Architecture vs. Optimization Approaches

On this page I will try distinguish various approaches that now used for building NN. For example using convolution or LSTM is an architecture approach. But using batch normalization or not - is optimization, because it can be added to any network without any architecture changes.


  • Convs of with various kernels
  • 1x1 convolutions from Network-in-network(NiN).
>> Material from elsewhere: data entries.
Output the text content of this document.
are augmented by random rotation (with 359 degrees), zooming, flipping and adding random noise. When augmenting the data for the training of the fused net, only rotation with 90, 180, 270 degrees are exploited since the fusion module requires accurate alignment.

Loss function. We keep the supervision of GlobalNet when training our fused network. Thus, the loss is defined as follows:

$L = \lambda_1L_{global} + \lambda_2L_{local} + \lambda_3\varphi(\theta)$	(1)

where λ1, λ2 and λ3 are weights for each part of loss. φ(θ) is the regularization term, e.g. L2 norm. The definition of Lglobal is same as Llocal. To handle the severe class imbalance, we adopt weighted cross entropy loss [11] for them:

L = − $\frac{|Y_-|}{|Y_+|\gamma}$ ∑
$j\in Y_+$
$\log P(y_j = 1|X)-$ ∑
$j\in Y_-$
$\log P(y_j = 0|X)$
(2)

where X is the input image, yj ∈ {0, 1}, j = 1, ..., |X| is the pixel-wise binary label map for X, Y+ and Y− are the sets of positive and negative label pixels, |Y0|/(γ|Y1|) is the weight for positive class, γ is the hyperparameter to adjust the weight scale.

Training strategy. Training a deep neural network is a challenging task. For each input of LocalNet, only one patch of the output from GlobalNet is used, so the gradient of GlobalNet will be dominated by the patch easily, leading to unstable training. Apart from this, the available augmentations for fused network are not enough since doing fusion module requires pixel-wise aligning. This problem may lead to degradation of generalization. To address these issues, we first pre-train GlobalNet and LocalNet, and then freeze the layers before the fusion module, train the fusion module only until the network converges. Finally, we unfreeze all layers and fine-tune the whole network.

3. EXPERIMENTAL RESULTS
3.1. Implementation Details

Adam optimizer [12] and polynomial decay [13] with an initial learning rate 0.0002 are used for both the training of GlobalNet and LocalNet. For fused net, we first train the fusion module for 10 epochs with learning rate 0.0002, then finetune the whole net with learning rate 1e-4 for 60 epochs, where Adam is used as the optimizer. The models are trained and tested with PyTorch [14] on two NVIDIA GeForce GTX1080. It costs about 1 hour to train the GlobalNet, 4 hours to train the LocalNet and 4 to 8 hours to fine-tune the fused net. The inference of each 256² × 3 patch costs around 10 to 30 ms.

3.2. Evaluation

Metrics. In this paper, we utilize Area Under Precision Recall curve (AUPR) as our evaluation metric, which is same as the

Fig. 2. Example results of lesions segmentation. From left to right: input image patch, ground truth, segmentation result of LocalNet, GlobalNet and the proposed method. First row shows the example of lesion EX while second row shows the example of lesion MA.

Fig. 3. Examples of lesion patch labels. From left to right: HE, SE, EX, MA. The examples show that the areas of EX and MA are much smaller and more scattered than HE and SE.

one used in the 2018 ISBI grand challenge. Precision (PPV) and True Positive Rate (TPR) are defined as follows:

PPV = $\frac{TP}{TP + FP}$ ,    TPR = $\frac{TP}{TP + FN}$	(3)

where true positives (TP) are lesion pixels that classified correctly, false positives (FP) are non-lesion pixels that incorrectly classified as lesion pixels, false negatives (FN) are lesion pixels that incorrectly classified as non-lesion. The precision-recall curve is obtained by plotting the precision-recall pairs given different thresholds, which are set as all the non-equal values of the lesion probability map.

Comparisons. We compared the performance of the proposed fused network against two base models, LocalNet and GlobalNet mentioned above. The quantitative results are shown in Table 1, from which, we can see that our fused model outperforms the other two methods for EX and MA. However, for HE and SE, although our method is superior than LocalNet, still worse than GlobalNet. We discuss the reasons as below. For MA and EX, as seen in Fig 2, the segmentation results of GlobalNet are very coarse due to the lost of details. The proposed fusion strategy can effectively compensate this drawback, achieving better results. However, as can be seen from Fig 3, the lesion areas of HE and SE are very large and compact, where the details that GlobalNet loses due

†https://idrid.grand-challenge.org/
With them we may reduce features > perform usual convolution > increase number of features
  • Average pooling layer as part of the last classifier
  • Inception module(parallel computation of various filter with 1x1 convs and after concatenating them)
  • Flattened convolutions(Cx1, 1xC kernels)
  • Bypassing features over two layers(as in ResNet)
  • Concatenating features from current layer with features from previous ones(as in DenseNet)
  • Inception V4 - combine ResNet features propagating approach with Inception module.
  • Combine Inception Block with DenseNet approach.
  • Blog post about various Neural Networks for image classification.
  • XCeption block with separable convolutions(with or without ReLU after it).
  • Depthwise separable convolution filters initial paper
  • LSTM or GRU cell
  • attention mechanisms
  • Various activation functions
  • Max pooling or average pooling
  • Use conv with stride without overlaping, not average/max pooling
  • 1x1 convs and then separable by channels 3x3 convs
  • Separable by channnels 3x3 convs and after 1x1 convs for all features


  • Batch norm
  • Regularization loss
  • Various learning rate
  • Dropout


  • Dataset augmentation
  • Learn network to one image size(224x224) and fine tune after for less epochs to larger size(448x448 for example)
  • Train image detection network with image classification dataset

A systematic evaluation of CNN modules:

  • Link to initial paper
  • use ELU non-linearity without batchnorm or ReLU with it.
  • apply a learned colorspace transformation of RGB.
  • use the linear learning rate decay policy.
  • use a sum of the average and max pooling layers.
  • use mini-batch size around 128 or 256. If this is too big for your GPU, decrease the learning rate proportionally to the batch size.
  • use fully-connected layers as convolutional and average the predictions for the final decision.
  • when investing in increasing training set size, check if a plateau has not been reach.
  • cleanliness of the data is more important then the size.
  • if you cannot increase the input image size, reduce the stride in the con- sequent layers, it has roughly the same effect.
  • if your network has a complex and highly optimized architecture, like e.g. GoogLeNet, be careful with modifications.